What the other man said was lost as Deborah and Cherokee turned the corner and began ascending Constitution Steps. But the thought was there, hanging between them: that which they'd done was costing them big.
Cherokee was the one to break their silence. Midway up the hill, where the steps turned, he paused and said Deborah's name. She stopped in her climb and looked at him. The rain, she saw, had beaded his curly hair with a net of tiny drops that caught the light and his eyelashes spiked childlike with the damp. He was shivering. They were protected here from the wind, but even if that hadn't been the case, he wore a heavy jacket, so Deborah knew he wasn't reacting to the cold.

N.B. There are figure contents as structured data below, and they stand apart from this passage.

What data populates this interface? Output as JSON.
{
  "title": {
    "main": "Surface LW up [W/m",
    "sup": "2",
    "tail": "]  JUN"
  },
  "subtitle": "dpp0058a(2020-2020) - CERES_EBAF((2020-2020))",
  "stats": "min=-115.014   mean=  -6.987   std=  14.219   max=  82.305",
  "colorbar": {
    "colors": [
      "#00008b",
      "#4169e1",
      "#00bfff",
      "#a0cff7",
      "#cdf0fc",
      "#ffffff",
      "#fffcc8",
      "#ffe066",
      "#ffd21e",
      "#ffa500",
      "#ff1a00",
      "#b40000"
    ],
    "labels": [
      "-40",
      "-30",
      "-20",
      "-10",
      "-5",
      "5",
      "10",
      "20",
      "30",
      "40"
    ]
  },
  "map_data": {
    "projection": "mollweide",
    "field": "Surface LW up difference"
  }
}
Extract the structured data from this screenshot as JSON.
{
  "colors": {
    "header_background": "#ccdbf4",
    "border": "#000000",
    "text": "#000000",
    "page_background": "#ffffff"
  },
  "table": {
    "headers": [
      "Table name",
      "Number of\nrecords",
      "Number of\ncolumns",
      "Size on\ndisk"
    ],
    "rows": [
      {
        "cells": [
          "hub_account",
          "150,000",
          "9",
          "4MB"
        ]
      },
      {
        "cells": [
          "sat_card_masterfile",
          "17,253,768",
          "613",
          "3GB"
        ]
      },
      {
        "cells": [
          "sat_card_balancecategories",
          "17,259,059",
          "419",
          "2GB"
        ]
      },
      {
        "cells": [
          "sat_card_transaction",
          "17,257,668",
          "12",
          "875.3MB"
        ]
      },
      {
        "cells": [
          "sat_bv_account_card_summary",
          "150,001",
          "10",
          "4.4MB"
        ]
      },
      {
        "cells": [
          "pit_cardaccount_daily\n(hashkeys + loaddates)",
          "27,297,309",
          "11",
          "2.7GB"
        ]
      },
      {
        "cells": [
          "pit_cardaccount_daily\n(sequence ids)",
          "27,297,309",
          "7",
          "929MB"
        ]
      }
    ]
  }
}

His words affirmed this. “It's got to be nothing.”
She didn't pretend
to need clarification. She knew how unlikely it was that anything else was on his mind. She said, “We still have to ask her about it.”
“They said there could be others on the island. And that guy they mentioned—the one in Talbot Valley?—he's got a collection from the war that you wouldn't believe. I've seen it myself.”
“When?”
“One of the days . . . He was there for lunch and he was talking about it with Guy. He offered to show it to me, and Guy talked it up, so I thought, What the hell? and I went. Two of us went.”
“Who else?”
“Guy's kid friend. Paul Fielder.”
“Did you see another of these rings then?”
“No. But that doesn't mean there wasn't one. This guy had stuff everywhere. Boxes and bags of it. File cabinets. Shelves. It's all inside a couple of duplexes, and it's completely unorganized. If he had a ring and the ring ended up missing for one reason or another . . . Hell, he wouldn't even know. He can't have everything catalogued.”
“Are you saying Paul Fielder may have pinched a ring while you were there?”
“I'm not saying anything. Just that there's got to be another ring, because no way did China . . .” Awkwardly he drove his hands into his pockets and looked away from Deborah, up the hill in the direction of Clifton Street, the Queen Margaret Apartments, and the sister who waited for him in Flat B. “No way did China hurt anyone. You know it. I know it. This ring . . . It's someone else's.”